Brain Food #628

The labels we set for ourselves

Thoughts of the day

American artist Bruce Nauman is known for his neon light pieces. Neon makes topics once only reserved for the elite (including art itself) available to the general, ‘consumerist’ public.

Talking about his piece The True Artist Helps the World by Revealing Mystic Truths, Nauman focuses more on the message, less on the medium:

“The most difficult thing about the whole piece for me was the statement. It was a kind of test—like when you say something out loud to see if you believe it. Once written down, I could see that the statement [...] was on the one hand a totally silly idea and yet, on the other hand, I believed it. It's true and not true at the same time. It depends on how you interpret it and how seriously you take yourself. For me it's still a very strong thought.”

What makes someone a ‘true artist’, though?

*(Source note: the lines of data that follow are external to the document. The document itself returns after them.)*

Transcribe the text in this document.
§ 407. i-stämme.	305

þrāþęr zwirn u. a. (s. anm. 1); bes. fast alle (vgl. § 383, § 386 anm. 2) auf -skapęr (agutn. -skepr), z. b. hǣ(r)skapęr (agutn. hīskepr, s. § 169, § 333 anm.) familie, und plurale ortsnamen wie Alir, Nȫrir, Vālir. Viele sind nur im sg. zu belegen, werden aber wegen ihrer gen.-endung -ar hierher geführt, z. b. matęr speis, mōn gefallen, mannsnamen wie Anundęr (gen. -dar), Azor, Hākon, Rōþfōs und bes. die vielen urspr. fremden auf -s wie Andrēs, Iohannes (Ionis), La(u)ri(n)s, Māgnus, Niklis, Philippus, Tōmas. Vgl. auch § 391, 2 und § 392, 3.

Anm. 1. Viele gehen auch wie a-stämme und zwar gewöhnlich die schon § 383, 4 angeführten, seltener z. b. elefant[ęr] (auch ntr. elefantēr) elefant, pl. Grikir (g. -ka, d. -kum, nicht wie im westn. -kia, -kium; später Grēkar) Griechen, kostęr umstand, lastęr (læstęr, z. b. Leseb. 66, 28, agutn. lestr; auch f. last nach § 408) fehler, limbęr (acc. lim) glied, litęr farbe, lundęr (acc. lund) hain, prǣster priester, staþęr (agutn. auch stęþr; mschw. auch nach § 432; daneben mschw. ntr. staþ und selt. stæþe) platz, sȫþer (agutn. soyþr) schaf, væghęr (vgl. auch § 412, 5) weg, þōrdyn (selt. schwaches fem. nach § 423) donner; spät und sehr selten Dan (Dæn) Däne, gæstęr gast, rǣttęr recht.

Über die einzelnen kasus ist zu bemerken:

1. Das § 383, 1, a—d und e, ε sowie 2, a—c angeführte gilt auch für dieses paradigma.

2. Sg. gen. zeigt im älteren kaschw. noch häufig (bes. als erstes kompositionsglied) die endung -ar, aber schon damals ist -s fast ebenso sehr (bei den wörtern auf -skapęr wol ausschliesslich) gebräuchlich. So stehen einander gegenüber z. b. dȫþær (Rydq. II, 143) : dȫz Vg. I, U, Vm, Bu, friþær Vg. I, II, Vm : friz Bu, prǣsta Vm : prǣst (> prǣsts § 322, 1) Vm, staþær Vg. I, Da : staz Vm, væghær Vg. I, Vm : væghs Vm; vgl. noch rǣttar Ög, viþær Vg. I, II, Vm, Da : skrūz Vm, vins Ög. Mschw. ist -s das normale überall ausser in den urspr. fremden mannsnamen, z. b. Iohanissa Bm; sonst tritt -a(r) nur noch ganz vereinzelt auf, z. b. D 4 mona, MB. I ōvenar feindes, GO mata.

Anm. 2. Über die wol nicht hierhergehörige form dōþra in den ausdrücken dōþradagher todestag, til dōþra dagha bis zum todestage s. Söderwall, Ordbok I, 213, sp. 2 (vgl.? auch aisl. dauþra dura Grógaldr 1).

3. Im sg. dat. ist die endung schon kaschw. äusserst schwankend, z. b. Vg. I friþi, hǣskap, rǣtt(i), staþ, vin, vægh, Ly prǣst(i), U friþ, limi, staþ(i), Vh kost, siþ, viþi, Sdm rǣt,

Just as the concept of art does not have to be an exclusive one, neither does the idea of being the person making a piece, or something else, need to be impossible to access, or determined externally.

It is through the act of doing something that we build our identity. And with an unlimited set of tools available to us, who we become is not something to be decided externally, but to come from within. As Nauman said, “If I was an artist and I was in the studio, then whatever I was doing in the studio must be art. At this point art became more of an activity and less of a product.”

And this applies to all of us. If you want to be seen as a writer, write. If you want to be seen as a musician, make music. If you want to be seen as a founder, go found something. We are used to requiring stamps of approval, when all we need to do is just to take a step forward.